Начали вспоминать то время, когда Сергей был еще мальчиком, тех людей, которых мать приглашала домой, однако это так ни к чему и не привело — Маевский напрочь стерся из ее памяти. Внимательно изучая лицо матери, Сергей видел, что она говорит правду. Да и зачем ей было лгать? Верный способ проверить, действительно ли Маевский не приходил к ним в один из дней, когда отец был в отлучке, это вспомнить, по каким делам тот уезжал, — так, по крайней мере, они с матерью совместят в памяти конкретный день и сумеют убедиться, что их воспоминания не только различны, но и прямо противоречат друг другу. Однако как ни старался Сергей сделать это, все его усилия результата не принесли — отец работал агрономом, управлял имением и часто уезжал на какие-нибудь полевые работы, — видно, и этот раз не был исключением, а значит оставалось сделать только одно…
Невзирая на материны протесты и не говоря ни слова, Прокофьев поднялся с кровати, подошел к инструменту и взял первые аккорды марша. Раньше он, если и играл его, то только в одиночестве, ведь более всего мы скрываем свои раны от тех, кто беззаветно предан нам и верит в абсолютную непогрешимость. Мать кинулась за ним, но как только Сергей коснулся пальцами клавиш, вдруг застыла и, уже позабыв о его хандре, лишь завороженно и удивленно смотрела на своего сына.
— Ты не узнаешь этой музыки? — осведомился он, обернувшись с загадочной улыбкой и чуть растягивая аккорды.
— Нет… не узнаю… это ты сочинил?
— Да… — этот ответ сам собою сорвался с его губ, а раздумывал он над ним гораздо позже, — …и выходит так, что очень давно сочинил…
— Ты или тот человек, о котором… — все не унималась мать, но Сергей поспешно оборвал ее.
— Забудь о нем, — он опять улыбнулся, и щеки его порозовели, — я верю, что ты никогда не знала Маевского. Верю…
Когда Сергей показал этот марш Глиэру, отреагировал тот уже совершенно иначе, нежели чем всегда. Он не восхитился и даже не улыбнулся, но только серьезно положил руку на плечо своего ученика и проговорил:
— Теперь в твоем творчестве наступил совершенно новый этап. Я ждал этого…
— Ты хочешь, чтобы я разучил этот марш? — спросил я деда, когда он закончил свою историю, но это был риторический вопрос, и дед, не произнося ни слова, лишь торжественно водрузил хрестоматию на пюпитр, — хорошо, я так и сделаю. Обязательно.
— Помни еще об одном. После того, как Прокофьев понял, что этот марш на самом деле принадлежал только ему и никому больше, ему не стало лучше. Конечно, он выздоровел, хандра отступила, но я имею в виду его душевное состояние. Он не почувствовал избавления.
— Нет?
— Нет.
— Почему?
— Да потому что тотчас же появилось нечто новое, что опять его угнетало. А если бы не так, то и творить не стоило бы.
(Много позже, когда мне суждено было исполнить дедову волю, стать известным композитором и связать свою жизнь с музыкой… когда я уже по разу в месяц давал собственные концерты, я в полной мере ощутил подлинный смысл этих слов, ибо так никогда и не испытал я удовлетворения, полного и губительного, от которого уже не хотелось бы двигаться куда-то вперед, — не испытал и благодарю за это Бога!)

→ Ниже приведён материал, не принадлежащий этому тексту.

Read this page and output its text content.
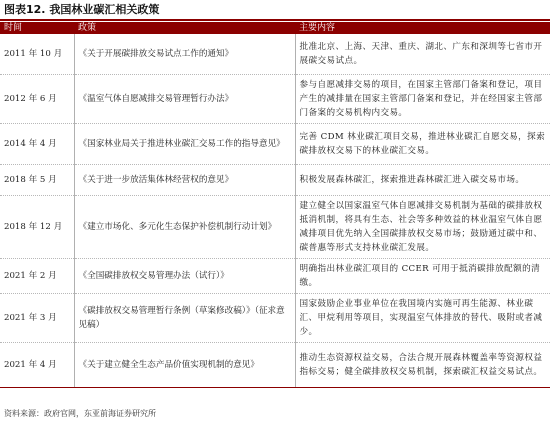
图表12. 我国林业碳汇相关政策
时间	政策	主要内容
2011 年 10 月	《关于开展碳排放交易试点工作的通知》	批准北京、上海、天津、重庆、湖北、广东和深圳等七省市开展碳交易试点。
2012 年 6 月	《温室气体自愿减排交易管理暂行办法》	参与自愿减排交易的项目，在国家主管部门备案和登记，项目产生的减排量在国家主管部门备案和登记，并在经国家主管部门备案的交易机构内交易。
2014 年 4 月	《国家林业局关于推进林业碳汇交易工作的指导意见》	完善 CDM 林业碳汇项目交易，推进林业碳汇自愿交易，探索碳排放权交易下的林业碳汇交易。
2018 年 5 月	《关于进一步放活集体林经营权的意见》	积极发展森林碳汇，探索推进森林碳汇进入碳交易市场。
2018 年 12 月	《建立市场化、多元化生态保护补偿机制行动计划》	建立健全以国家温室气体自愿减排交易机制为基础的碳排放权抵消机制，将具有生态、社会等多种效益的林业温室气体自愿减排项目优先纳入全国碳排放权交易市场；鼓励通过碳中和、碳普惠等形式支持林业碳汇发展。
2021 年 2 月	《全国碳排放权交易管理办法（试行）》	明确指出林业碳汇项目的 CCER 可用于抵消碳排放配额的清缴。
2021 年 3 月	《碳排放权交易管理暂行条例（草案修改稿）》（征求意见稿）	国家鼓励企业事业单位在我国境内实施可再生能源、林业碳汇、甲烷利用等项目，实现温室气体排放的替代、吸附或者减少。
2021 年 4 月	《关于建立健全生态产品价值实现机制的意见》	推动生态资源权益交易，合法合规开展森林覆盖率等资源权益指标交易；健全碳排放权交易机制，探索碳汇权益交易试点。
资料来源：政府官网，东亚前海证券研究所
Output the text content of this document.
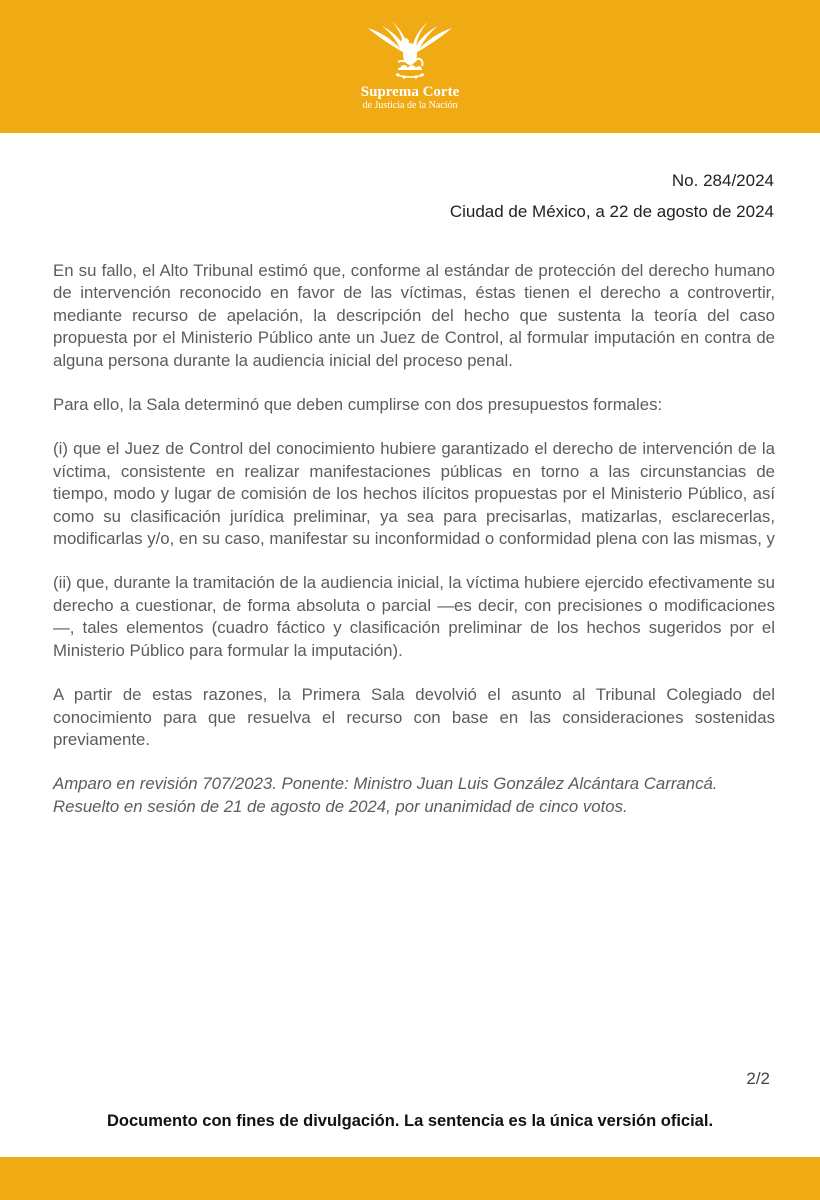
Suprema Corte
de Justicia de la Nación
No. 284/2024
Ciudad de México, a 22 de agosto de 2024

En su fallo, el Alto Tribunal estimó que, conforme al estándar de protección del derecho humano de intervención reconocido en favor de las víctimas, éstas tienen el derecho a controvertir, mediante recurso de apelación, la descripción del hecho que sustenta la teoría del caso propuesta por el Ministerio Público ante un Juez de Control, al formular imputación en contra de alguna persona durante la audiencia inicial del proceso penal.

Para ello, la Sala determinó que deben cumplirse con dos presupuestos formales:

(i) que el Juez de Control del conocimiento hubiere garantizado el derecho de intervención de la víctima, consistente en realizar manifestaciones públicas en torno a las circunstancias de tiempo, modo y lugar de comisión de los hechos ilícitos propuestas por el Ministerio Público, así como su clasificación jurídica preliminar, ya sea para precisarlas, matizarlas, esclarecerlas, modificarlas y/o, en su caso, manifestar su inconformidad o conformidad plena con las mismas, y

(ii) que, durante la tramitación de la audiencia inicial, la víctima hubiere ejercido efectivamente su derecho a cuestionar, de forma absoluta o parcial —es decir, con precisiones o modificaciones—, tales elementos (cuadro fáctico y clasificación preliminar de los hechos sugeridos por el Ministerio Público para formular la imputación).

A partir de estas razones, la Primera Sala devolvió el asunto al Tribunal Colegiado del conocimiento para que resuelva el recurso con base en las consideraciones sostenidas previamente.

Amparo en revisión 707/2023. Ponente: Ministro Juan Luis González Alcántara Carrancá.
Resuelto en sesión de 21 de agosto de 2024, por unanimidad de cinco votos.

2/2
Documento con fines de divulgación. La sentencia es la única versión oficial.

— И что это было? — осведомился я.
Дед внезапно смутился.
— Не знаю… вернее знаю, но расскажу в следующий раз… хватит уже историй на сегодня. Лучше я покажу тебе, как играть марш, а потом наступит твоя очередь…
У меня сохранилась фотография, датированная 2001-м годом, на которой я сижу за фортепьяно и играю тот самый прокофьевский марш, а дед, склоняясь надо мной, весь обратился в слух; даже рот его невольно открылся от крайнего внимания, а за стеклом очков, — мой дед очень редко надевал очки, и когда я играл марш, как раз и наступал один из таких редких случаев, — совсем не видно глаз — мать фотографировала нас против света, стоя возле окна…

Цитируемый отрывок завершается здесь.